SWEET POTATO LEEK SOUP
January 19, 2015




A few weeks ago I made a delicious pumpkin soup with leeks, and I was about to make it again last night until I opened my fridge and saw that the piece of pumpkin I had was rotting. Oops! My husband and I were away for the weekend in Gstaad and got back early enough last night to have a quiet dinner at home. Sunday night dinners at home are the best way to start a busy week ahead. As I had to throw the pumpkin away, I realized I had a bag of sweet potatoes and thus decided to try a different version of the classic potato and leek soup. Sweet potatoes do have a different consistency than regular potatoes, especially in soups; I think the latter creates a thicker, heavier soup. I like my soups a bit more thick so I tend to add a bit less liquid and tons of fresh veggies. I had a beautiful large piece of fresh turmeric root so I peeled and slice half of it inside rather than using the ground turmeric powder, and it added a much stronger turmeric flavor, which we both love.

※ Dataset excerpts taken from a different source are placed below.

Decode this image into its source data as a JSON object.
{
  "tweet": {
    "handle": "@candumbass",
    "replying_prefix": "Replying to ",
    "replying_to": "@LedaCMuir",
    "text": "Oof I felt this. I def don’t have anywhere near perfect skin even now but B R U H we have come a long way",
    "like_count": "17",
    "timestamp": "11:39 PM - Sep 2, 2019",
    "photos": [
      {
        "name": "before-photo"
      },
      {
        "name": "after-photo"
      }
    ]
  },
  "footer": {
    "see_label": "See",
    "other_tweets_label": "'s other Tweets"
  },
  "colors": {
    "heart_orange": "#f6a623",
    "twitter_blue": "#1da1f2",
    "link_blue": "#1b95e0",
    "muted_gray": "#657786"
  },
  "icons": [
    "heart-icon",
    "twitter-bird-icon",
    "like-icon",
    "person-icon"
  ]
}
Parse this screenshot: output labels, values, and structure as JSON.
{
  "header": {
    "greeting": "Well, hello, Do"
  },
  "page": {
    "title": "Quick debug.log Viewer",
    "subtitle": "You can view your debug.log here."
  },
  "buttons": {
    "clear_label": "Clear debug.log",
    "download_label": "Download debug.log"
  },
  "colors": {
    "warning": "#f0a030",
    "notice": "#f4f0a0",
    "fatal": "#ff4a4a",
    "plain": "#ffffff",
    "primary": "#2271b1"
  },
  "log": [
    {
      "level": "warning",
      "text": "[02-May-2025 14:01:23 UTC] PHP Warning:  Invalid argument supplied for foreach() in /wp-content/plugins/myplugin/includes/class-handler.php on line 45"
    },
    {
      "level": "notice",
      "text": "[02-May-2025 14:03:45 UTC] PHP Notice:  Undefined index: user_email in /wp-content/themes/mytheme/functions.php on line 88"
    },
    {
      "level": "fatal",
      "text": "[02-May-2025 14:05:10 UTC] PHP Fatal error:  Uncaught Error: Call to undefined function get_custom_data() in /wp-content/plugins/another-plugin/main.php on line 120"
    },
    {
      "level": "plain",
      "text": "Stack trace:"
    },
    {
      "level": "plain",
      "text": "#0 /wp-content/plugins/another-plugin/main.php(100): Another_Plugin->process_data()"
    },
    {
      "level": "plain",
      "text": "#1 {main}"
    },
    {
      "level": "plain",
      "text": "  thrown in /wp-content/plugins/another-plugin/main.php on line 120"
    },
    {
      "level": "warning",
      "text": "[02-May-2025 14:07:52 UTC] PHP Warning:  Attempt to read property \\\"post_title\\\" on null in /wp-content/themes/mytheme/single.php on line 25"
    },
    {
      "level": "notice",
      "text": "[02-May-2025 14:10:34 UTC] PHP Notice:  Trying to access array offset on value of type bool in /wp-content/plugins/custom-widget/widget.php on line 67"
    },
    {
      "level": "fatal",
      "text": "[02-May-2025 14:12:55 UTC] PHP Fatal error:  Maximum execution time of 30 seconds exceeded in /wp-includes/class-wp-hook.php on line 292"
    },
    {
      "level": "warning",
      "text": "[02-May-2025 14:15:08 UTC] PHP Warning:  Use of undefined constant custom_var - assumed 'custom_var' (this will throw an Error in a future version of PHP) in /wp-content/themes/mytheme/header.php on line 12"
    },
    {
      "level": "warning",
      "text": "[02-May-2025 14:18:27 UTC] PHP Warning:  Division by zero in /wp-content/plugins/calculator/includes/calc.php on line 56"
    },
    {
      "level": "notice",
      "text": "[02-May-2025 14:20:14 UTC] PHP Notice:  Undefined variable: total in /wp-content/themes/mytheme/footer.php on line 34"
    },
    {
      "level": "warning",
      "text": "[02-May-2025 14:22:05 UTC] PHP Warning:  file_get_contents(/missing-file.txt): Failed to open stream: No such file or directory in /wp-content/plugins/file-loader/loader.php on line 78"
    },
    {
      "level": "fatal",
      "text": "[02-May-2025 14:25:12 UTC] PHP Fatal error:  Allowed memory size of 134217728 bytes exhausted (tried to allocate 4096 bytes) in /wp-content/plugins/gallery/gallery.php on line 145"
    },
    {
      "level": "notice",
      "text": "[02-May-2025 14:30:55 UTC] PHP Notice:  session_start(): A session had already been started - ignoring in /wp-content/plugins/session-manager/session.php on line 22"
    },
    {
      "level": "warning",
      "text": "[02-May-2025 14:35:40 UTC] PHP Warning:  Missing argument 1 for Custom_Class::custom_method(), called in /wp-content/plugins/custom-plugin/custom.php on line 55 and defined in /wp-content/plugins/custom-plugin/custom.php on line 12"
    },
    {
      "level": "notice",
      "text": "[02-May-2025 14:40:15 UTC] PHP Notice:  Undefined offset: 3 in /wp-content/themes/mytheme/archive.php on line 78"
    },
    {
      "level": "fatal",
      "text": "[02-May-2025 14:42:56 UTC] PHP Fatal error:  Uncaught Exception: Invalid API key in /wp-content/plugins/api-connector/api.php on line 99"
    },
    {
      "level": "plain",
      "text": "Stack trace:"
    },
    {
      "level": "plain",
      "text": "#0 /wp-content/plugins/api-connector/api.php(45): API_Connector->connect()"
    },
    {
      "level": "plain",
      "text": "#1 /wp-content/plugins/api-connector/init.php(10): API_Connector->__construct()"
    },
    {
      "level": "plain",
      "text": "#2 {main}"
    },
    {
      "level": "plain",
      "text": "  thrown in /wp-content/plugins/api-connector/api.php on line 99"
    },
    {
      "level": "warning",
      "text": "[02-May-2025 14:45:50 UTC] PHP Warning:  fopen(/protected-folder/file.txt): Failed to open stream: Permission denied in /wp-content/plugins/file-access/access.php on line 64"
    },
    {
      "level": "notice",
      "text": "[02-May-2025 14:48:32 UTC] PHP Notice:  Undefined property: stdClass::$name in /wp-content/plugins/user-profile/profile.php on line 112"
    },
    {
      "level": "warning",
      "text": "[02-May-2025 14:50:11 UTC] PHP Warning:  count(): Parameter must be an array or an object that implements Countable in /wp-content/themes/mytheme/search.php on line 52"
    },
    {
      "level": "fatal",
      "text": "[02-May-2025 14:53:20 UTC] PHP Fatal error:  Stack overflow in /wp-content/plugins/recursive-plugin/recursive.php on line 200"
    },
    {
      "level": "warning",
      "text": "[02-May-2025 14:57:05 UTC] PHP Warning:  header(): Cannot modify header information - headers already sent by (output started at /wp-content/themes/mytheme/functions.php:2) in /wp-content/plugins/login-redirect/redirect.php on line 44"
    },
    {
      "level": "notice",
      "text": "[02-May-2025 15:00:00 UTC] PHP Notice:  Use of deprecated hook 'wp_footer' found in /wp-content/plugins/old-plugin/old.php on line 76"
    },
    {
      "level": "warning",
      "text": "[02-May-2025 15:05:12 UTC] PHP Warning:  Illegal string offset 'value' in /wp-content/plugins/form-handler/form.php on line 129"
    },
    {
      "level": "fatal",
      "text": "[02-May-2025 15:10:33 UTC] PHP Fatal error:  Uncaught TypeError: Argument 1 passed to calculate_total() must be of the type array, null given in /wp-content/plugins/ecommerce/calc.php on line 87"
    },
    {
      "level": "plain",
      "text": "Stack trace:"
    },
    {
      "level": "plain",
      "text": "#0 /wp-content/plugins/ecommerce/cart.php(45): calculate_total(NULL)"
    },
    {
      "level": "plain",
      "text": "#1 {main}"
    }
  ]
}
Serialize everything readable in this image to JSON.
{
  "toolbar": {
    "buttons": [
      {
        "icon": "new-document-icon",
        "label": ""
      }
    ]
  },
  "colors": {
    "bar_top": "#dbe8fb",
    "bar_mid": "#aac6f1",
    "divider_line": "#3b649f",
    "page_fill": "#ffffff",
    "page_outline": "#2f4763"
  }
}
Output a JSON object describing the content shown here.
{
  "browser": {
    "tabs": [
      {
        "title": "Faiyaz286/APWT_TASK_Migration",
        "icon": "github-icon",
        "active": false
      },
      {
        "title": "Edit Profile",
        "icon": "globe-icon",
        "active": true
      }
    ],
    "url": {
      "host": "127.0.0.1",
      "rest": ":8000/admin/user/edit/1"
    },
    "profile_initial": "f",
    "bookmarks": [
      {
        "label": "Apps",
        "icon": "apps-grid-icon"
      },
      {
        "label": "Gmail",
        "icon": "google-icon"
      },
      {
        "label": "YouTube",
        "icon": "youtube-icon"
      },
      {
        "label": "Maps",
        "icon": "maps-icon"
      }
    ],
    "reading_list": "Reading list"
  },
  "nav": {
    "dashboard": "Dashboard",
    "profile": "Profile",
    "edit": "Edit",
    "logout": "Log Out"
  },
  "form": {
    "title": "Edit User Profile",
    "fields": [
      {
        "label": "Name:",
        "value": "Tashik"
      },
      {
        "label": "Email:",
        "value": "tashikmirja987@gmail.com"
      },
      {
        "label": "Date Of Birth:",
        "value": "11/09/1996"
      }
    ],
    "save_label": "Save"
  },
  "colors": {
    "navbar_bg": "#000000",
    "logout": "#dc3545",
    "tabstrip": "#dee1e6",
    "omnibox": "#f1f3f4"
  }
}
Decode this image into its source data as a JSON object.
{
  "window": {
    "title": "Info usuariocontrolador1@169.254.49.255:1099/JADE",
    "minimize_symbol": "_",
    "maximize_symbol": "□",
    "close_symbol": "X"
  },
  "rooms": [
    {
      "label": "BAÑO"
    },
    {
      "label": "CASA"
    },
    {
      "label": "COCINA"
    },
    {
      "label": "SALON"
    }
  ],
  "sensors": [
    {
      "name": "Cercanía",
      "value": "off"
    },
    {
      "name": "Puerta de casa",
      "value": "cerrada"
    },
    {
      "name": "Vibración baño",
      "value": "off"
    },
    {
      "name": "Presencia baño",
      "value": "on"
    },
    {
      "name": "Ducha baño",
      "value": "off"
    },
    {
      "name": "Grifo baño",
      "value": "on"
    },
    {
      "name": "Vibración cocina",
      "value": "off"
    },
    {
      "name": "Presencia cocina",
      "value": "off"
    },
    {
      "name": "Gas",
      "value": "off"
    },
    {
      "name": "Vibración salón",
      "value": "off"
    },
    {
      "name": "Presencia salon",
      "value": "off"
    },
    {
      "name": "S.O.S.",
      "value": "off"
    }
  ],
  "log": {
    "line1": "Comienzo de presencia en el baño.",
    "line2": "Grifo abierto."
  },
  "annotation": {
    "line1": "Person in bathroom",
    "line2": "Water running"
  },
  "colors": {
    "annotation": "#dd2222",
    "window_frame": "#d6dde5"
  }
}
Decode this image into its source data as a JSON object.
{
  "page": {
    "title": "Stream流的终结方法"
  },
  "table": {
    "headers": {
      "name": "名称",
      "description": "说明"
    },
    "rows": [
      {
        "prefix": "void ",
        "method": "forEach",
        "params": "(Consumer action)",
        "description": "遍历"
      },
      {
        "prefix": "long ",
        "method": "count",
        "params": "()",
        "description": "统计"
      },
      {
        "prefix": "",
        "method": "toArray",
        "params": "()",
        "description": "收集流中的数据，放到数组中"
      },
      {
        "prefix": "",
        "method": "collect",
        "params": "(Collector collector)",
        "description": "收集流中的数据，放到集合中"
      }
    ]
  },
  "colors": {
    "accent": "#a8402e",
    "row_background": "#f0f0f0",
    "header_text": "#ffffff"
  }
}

Turmeric is not the most popular spice here in Switzerland but I managed to find the root at a health food store (of course) and as this spice is very potent, a little bit goes a long way! Here is my recipe for this healing, warming soup. I also topped it with a bit of pan fried sage (which is soooo good if you have never had it before) as well as some toasted nuts. You can also top this with fresh goat cheese and rosemary or even some truffle oil.
Husband approved.
Serving size: 4
Cooking time: 1 hour
Ingredients:
3 sweet potatoes, peeled
1/2 onion, chopped
2 tbsp extra virgin olive oil
1 shallot
5 leeks, chopped
4 cups water or broth
1 piece fresh turmeric (if you don’t have this, you can use 1 tsp ground turmeric)
1 tsp ground cumin
1 tsp ground paprika
1 tsp + sea salt
1 tsp ground black pepper
1 tsp ground ginger
For toppings:
3 tbsp sunflower seeds
Bunch of sage leaves
2 tsp extra virgin olive oil
1/2 tsp ground paprika
1/2 tsp ground cayenne pepper
1/2 tsp ground cumin
Directions for soup:
Coat a large soup pot with olive oil. Add the onion, shallot and leeks and cook until they start to brown, about 7-10 minutes. Add the sweet potatoes and all of the remaining spices. Once the sweet potatoes are soft (about 15 minutes) add the water or broth. Bring to a boil, reduce heat and simmer for a minimum of 30 minutes. Remove from heat, let cool and blend in a Vitamix or use an immersion blender. Serve in soup bowl and add toppings.
Directions for toppings:
Coat a small sauce pan with olive oil. Once hot, add the sage and sunflower seeds and top the sunflower seeds with the spices. Let the sage sit and fry for about 5 minutes, and keep mixing the sunflower seeds as they can burn very quickly. Remove from heat and add to soup.